[389-users] Skipped request ...

Reinhard Nappert rnappert at juniper.net
Fri May 14 12:38:45 UTC 2010


No, the client is at the local box. What I did was that I "replay" the access file, where the initial problem occurred. This may be just a matter of replaying it too fast, but then it occurred already after 257 searches, which is not a lot.....

-Reinhard

-----Original Message-----
From: 389-users-bounces at lists.fedoraproject.org [mailto:389-users-bounces at lists.fedoraproject.org] On Behalf Of Rich Megginson
Sent: Thursday, May 13, 2010 10:58 PM
To: General discussion list for the 389 Directory server project.
Subject: Re: [389-users] Skipped request ...

Reinhard Nappert wrote:
>  
> Rich,
>
> Let's see if this give you a hint.
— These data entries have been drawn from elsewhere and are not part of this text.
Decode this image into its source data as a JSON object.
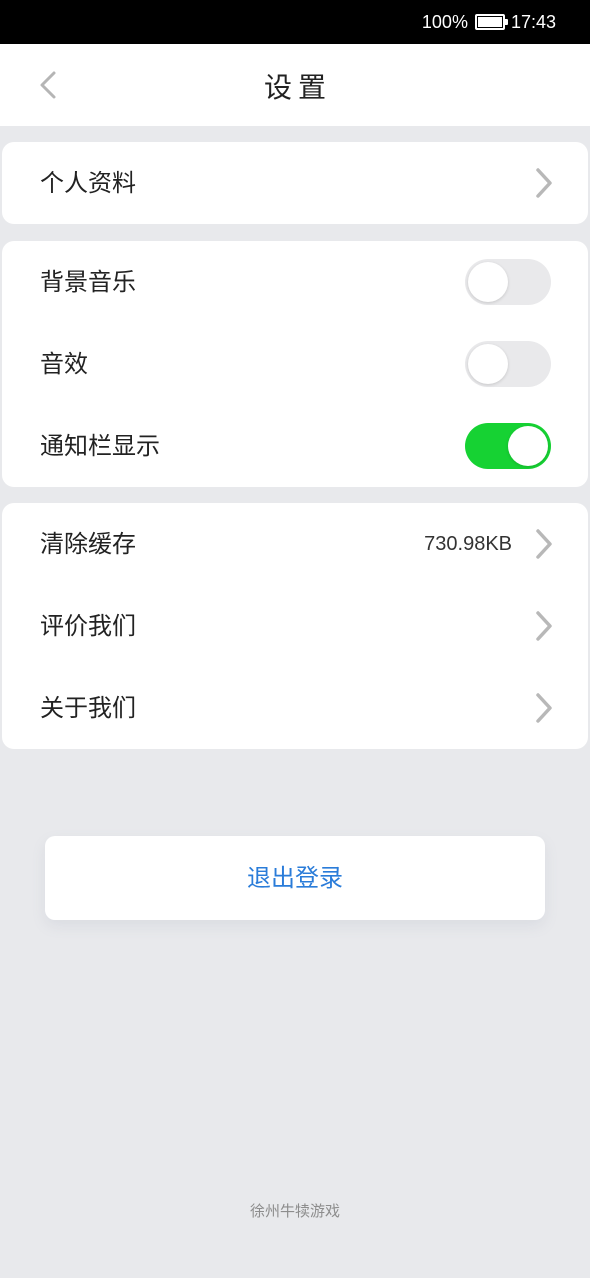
{
  "status_bar": {
    "battery_text": "100%",
    "battery_level": 1.0,
    "time": "17:43"
  },
  "header": {
    "title": "设置",
    "back_icon": "chevron-left-icon"
  },
  "profile": {
    "label": "个人资料",
    "icon": "chevron-right-icon"
  },
  "toggles": [
    {
      "label": "背景音乐",
      "on": false
    },
    {
      "label": "音效",
      "on": false
    },
    {
      "label": "通知栏显示",
      "on": true
    }
  ],
  "misc": [
    {
      "label": "清除缓存",
      "value": "730.98KB"
    },
    {
      "label": "评价我们"
    },
    {
      "label": "关于我们"
    }
  ],
  "logout": {
    "label": "退出登录"
  },
  "footer": {
    "text": "徐州牛犊游戏"
  },
  "colors": {
    "accent": "#2a7cd9",
    "toggle_on": "#16d233",
    "toggle_off": "#e9e9eb",
    "background": "#e8e9ec"
  }
}
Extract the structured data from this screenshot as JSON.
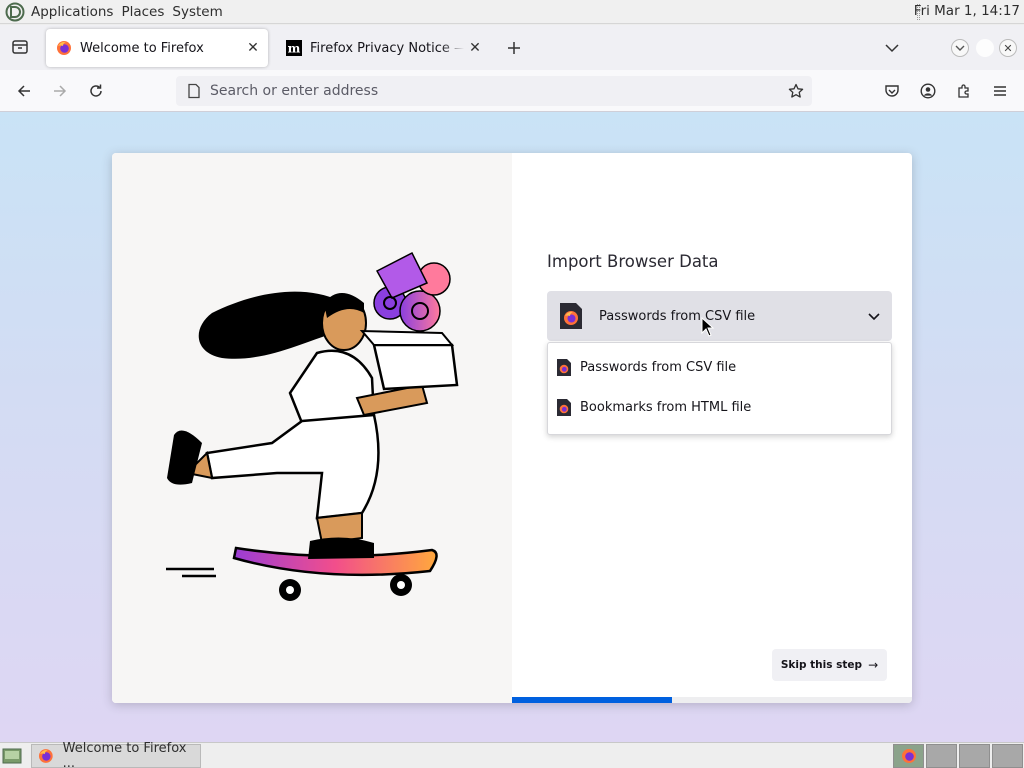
{
  "top_panel": {
    "menus": [
      "Applications",
      "Places",
      "System"
    ],
    "clock": "Fri Mar  1, 14:17"
  },
  "tabs": [
    {
      "title": "Welcome to Firefox",
      "active": true
    },
    {
      "title": "Firefox Privacy Notice — Mozilla",
      "active": false
    }
  ],
  "navbar": {
    "url_placeholder": "Search or enter address"
  },
  "content": {
    "heading": "Import Browser Data",
    "select_value": "Passwords from CSV file",
    "options": [
      "Passwords from CSV file",
      "Bookmarks from HTML file"
    ],
    "skip_button": "Skip this step",
    "skip_arrow": "→",
    "progress_fraction": 0.4
  },
  "taskbar": {
    "task_title": "Welcome to Firefox ..."
  },
  "colors": {
    "accent": "#0060df",
    "page_gradient_top": "#c9e3f6",
    "page_gradient_bottom": "#ded6f3"
  }
}
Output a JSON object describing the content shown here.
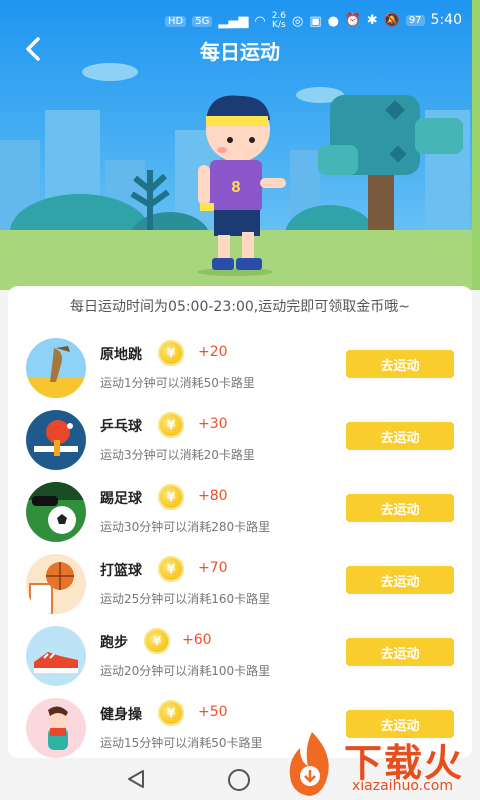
{
  "status_bar": {
    "network_badges": [
      "HD",
      "5G"
    ],
    "speed_value": "2.6",
    "speed_unit": "K/s",
    "battery": "97",
    "time": "5:40"
  },
  "header": {
    "title": "每日运动"
  },
  "notice": "每日运动时间为05:00-23:00,运动完即可领取金币哦~",
  "coin_symbol": "¥",
  "items": [
    {
      "name": "原地跳",
      "reward": "+20",
      "desc": "运动1分钟可以消耗50卡路里",
      "button": "去运动"
    },
    {
      "name": "乒乓球",
      "reward": "+30",
      "desc": "运动3分钟可以消耗20卡路里",
      "button": "去运动"
    },
    {
      "name": "踢足球",
      "reward": "+80",
      "desc": "运动30分钟可以消耗280卡路里",
      "button": "去运动"
    },
    {
      "name": "打篮球",
      "reward": "+70",
      "desc": "运动25分钟可以消耗160卡路里",
      "button": "去运动"
    },
    {
      "name": "跑步",
      "reward": "+60",
      "desc": "运动20分钟可以消耗100卡路里",
      "button": "去运动"
    },
    {
      "name": "健身操",
      "reward": "+50",
      "desc": "运动15分钟可以消耗50卡路里",
      "button": "去运动"
    }
  ],
  "watermark": {
    "brand": "下载火",
    "url": "xiazaihuo.com"
  },
  "icons": [
    "back-arrow-icon",
    "nav-back-icon",
    "nav-home-icon",
    "coin-icon"
  ],
  "colors": {
    "accent_button": "#f8cd2c",
    "reward_text": "#f04f2b",
    "header_blue": "#1f95f0"
  }
}
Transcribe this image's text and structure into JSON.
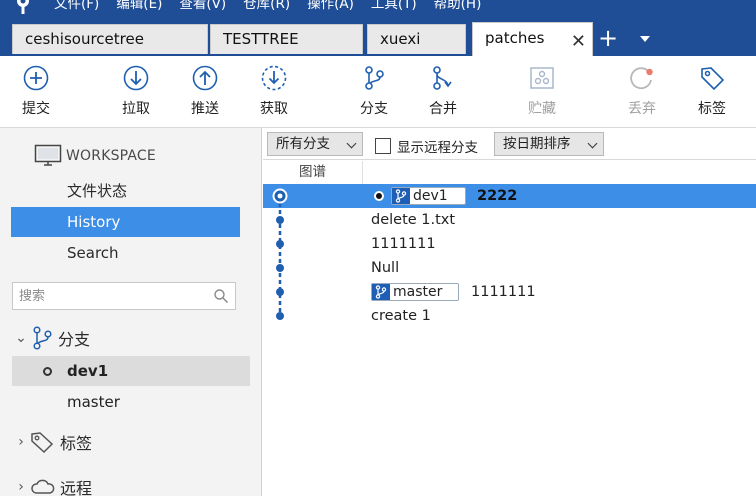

Hopefully, it does ....
>   
Looks really strange, as if the stack trace is corrupted e.g.

#7  0x00002b5577b32fbb in plugin_call_plugins (pb=0xa8ad30, whichfunction=410)
    at ../ldap/servers/slapd/plugin.c:326
#8  0x00002b5577b3e0fb in flush_ber (pb=0x1, conn=0x2b55789faa49, op=0xa8ad30, 
    ber=0x2, type=2) at ../ldap/servers/slapd/result.c:1500

flush_ber() line 1500 is a call to PR_Lock().  It looks like many, many threads attempting to write to the client, but the client is simply not reading the reply, or there is some sort of network problem (are you using some sort of IP failover/load balancing device?).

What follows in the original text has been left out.